L’excès de réponse de l’amygdale ou le manque de régulation par le cortex nous met en situation d’alarme et de stress physique et émotionnel, et le manque de réponse devant des situations de danger met notre vie en danger. Arriver à équilibrer ces deux centres, l’instinctif et le rationnel, est ce qui garantit une réponse émotionnelle saine devant la peur. Le Projet Minotaure favorise les fonctions internes pour récupérer l’équilibre, en restaurant la fonction régulatrice principale, la fonction limbique-hypothalamique.
De même que la peur s’apprend, elle peut se désapprendre par des expériences vivencielles qui effacent les réponses automatiques à la peur. Comme son apprentissage a été inconscient et vivenciel, le Projet Minotaure propose un voyage vivenciel de la conscience à l’inconscient par une approche par le mythe et l’archétype. La vie se présente comme un labyrinthe avec différentes portes, dans lequel nous devons trouver celles qui nous conduisent au bonheur et à la plénitude.
Le labyrinthe comme archétype dans ce projet, est le symbole de l’univers mystérieux où habitent nos fantasmes inconscients, nos désirs inavouables, nos peurs et répressions, mais aussi notre innocence sauvage.
Le projet thérapeutique du minotaure est un système holistique d’intégration dans lequel prédominent les ressources cénesthésiques-vivencielles, mais inclut également les ressources cognitives-verbales. Il utilise des exercices et des danses comme des défis qui incluent autant le mouvement que les mots. L’utilisation de défis dans un contexte mythique et de cérémonie groupale, contribue à ce que le participant les affronte avec succès.
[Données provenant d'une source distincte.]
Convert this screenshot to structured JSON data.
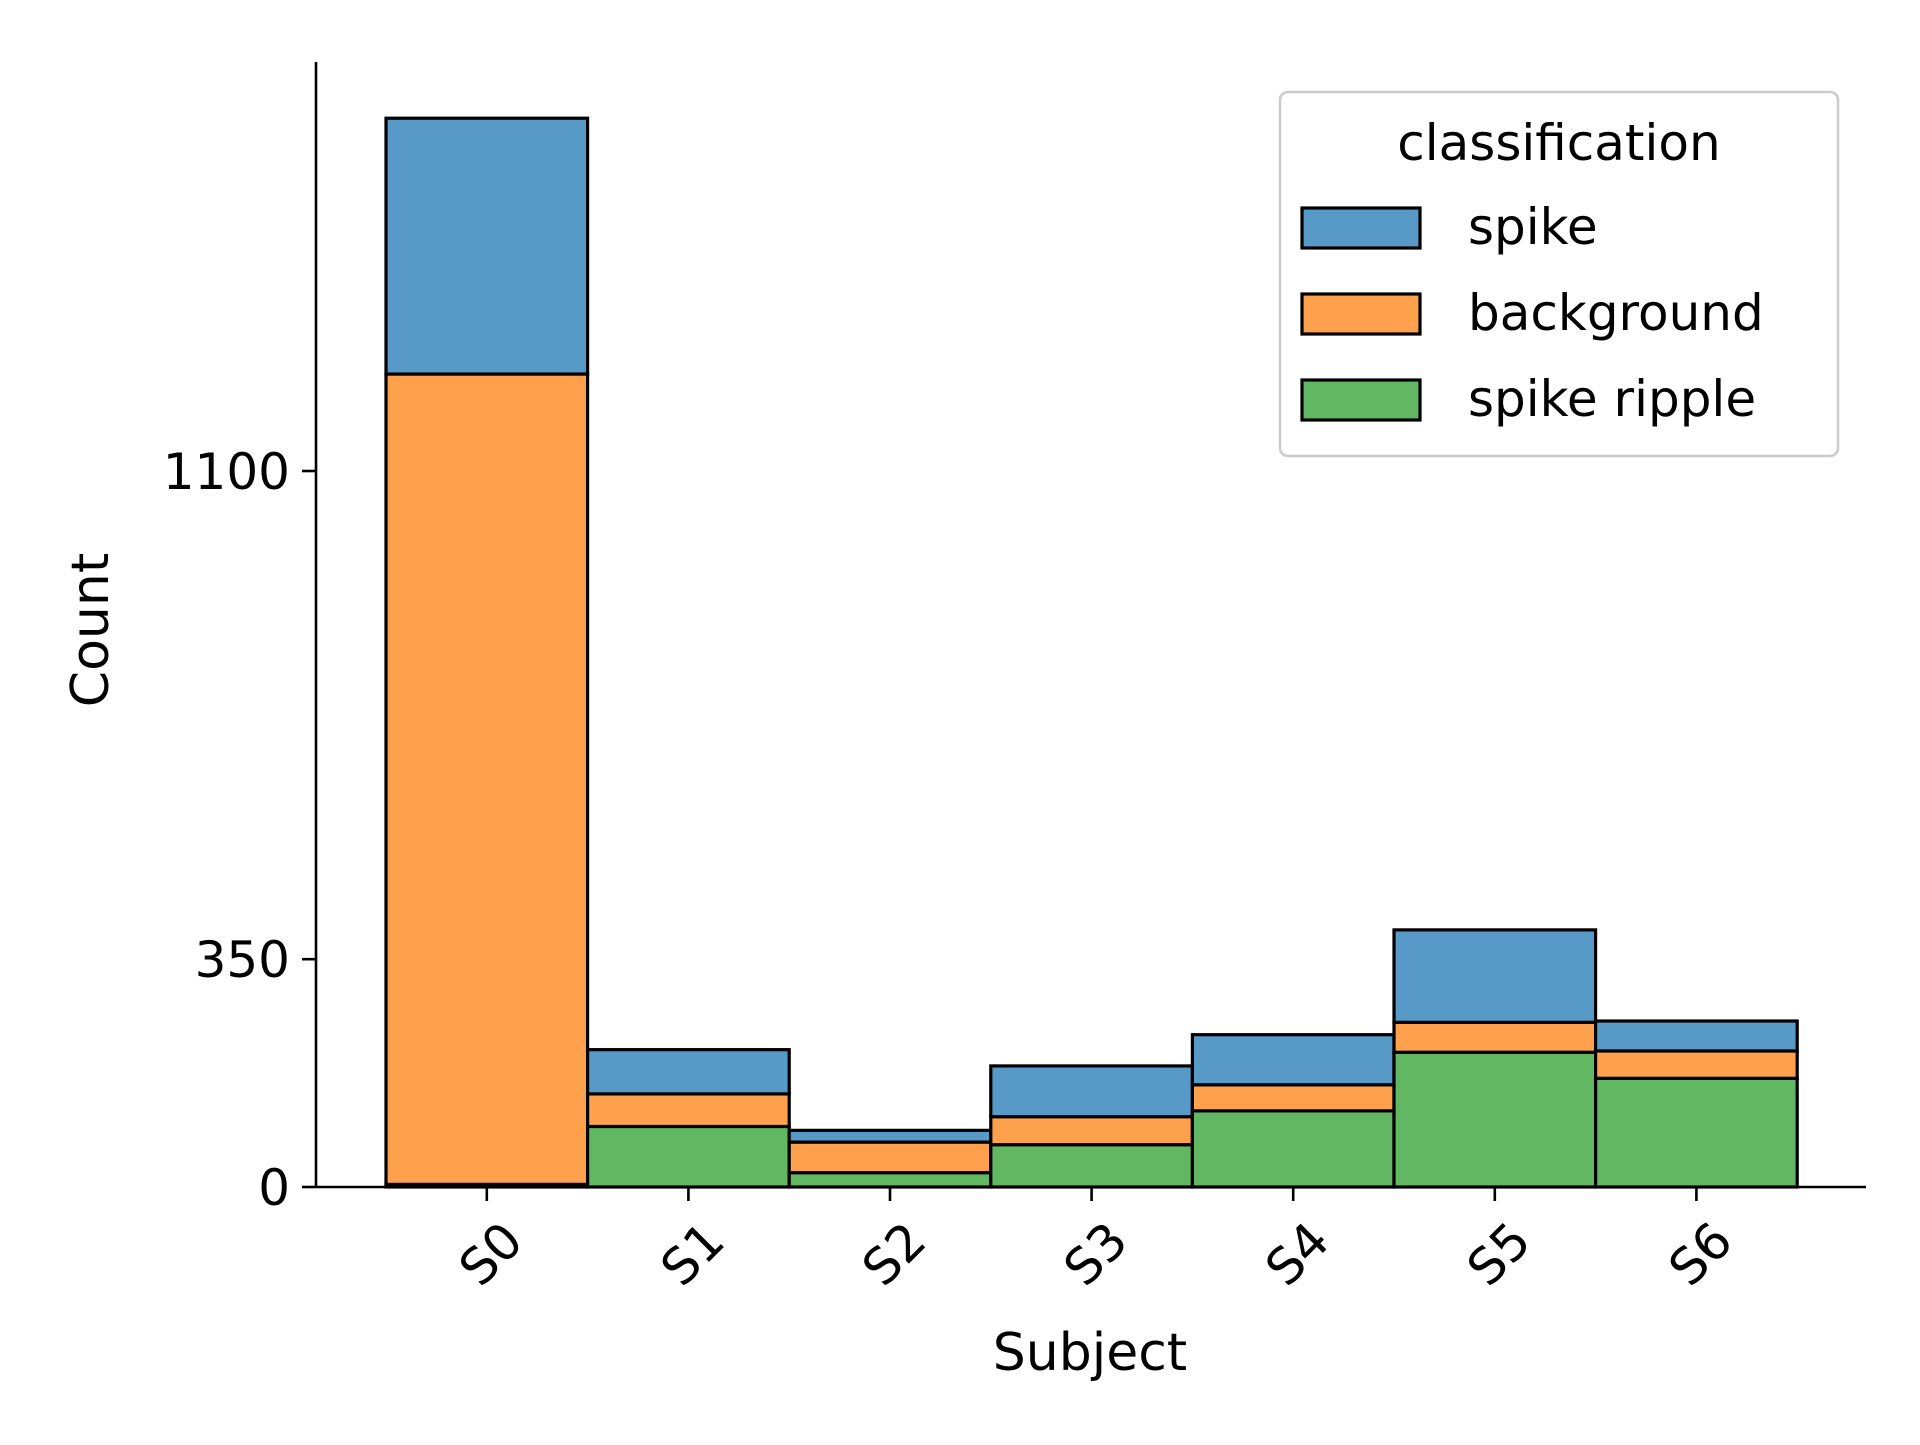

L’utilisation de la musique comme force de déflagration des potentiels évoqués, la présence et l’appui du groupe, sont des facteurs essentiels pour la réussite.
Rolando a élaboré un arbre des peurs par frontières, où la peur de perdre l’identité serait le tronc et le reste des peurs serait relié systémiquement mais divisé en quatre branches fondamentales qui ont des objectifs et des lignes de vivencia spécifiques à développer :
- Frontière de la peur de vivre.
Elle a pour objectif d’amener la personne à développer sa capacité de marcher dans la vie avec autonomie et sécurité ; elle se développe par la ligne de la vitalité.
- Frontière de la peur de l’expression.
Elle permet l’expression naturelle, sincère et assertive et développe une réponse adéquate à l’expression de l’autre. La ligne de vivencia à développer est la créativité.
- Frontière de la peur de l’amour.
Elle a pour objectif de déclencher le processus d’identification avec l’autre et avec l’espèce, d’ouvrir à l’intimité et au réveil du désir. L’affectivité et la sexualité sont les lignes qui doivent être potentialisées.
- Frontière de la peur du primordial.
Elle aide à développer un état de plénitude maximale en connexion avec soi-même et avec l’extérieur, ainsi qu’expérimenter l’unité avec le tout. La ligne de vivencia qui doit être développée est celle de transcendance.
Si tu lis cet article, c’est parce que tu as des peurs, parce que si tu ne les avais pas tu ne serais pas vivant. Si tu souhaites, cependant, commencer à diminuer celles qui te paralysent dans ta vie, tu sais déjà que c’est possible et que cela dépend de toi.
Le courage ne consiste pas à ne pas avoir peur, mais à la reconnaître, à la prendre par la main et à marcher avec elle et l’affronter.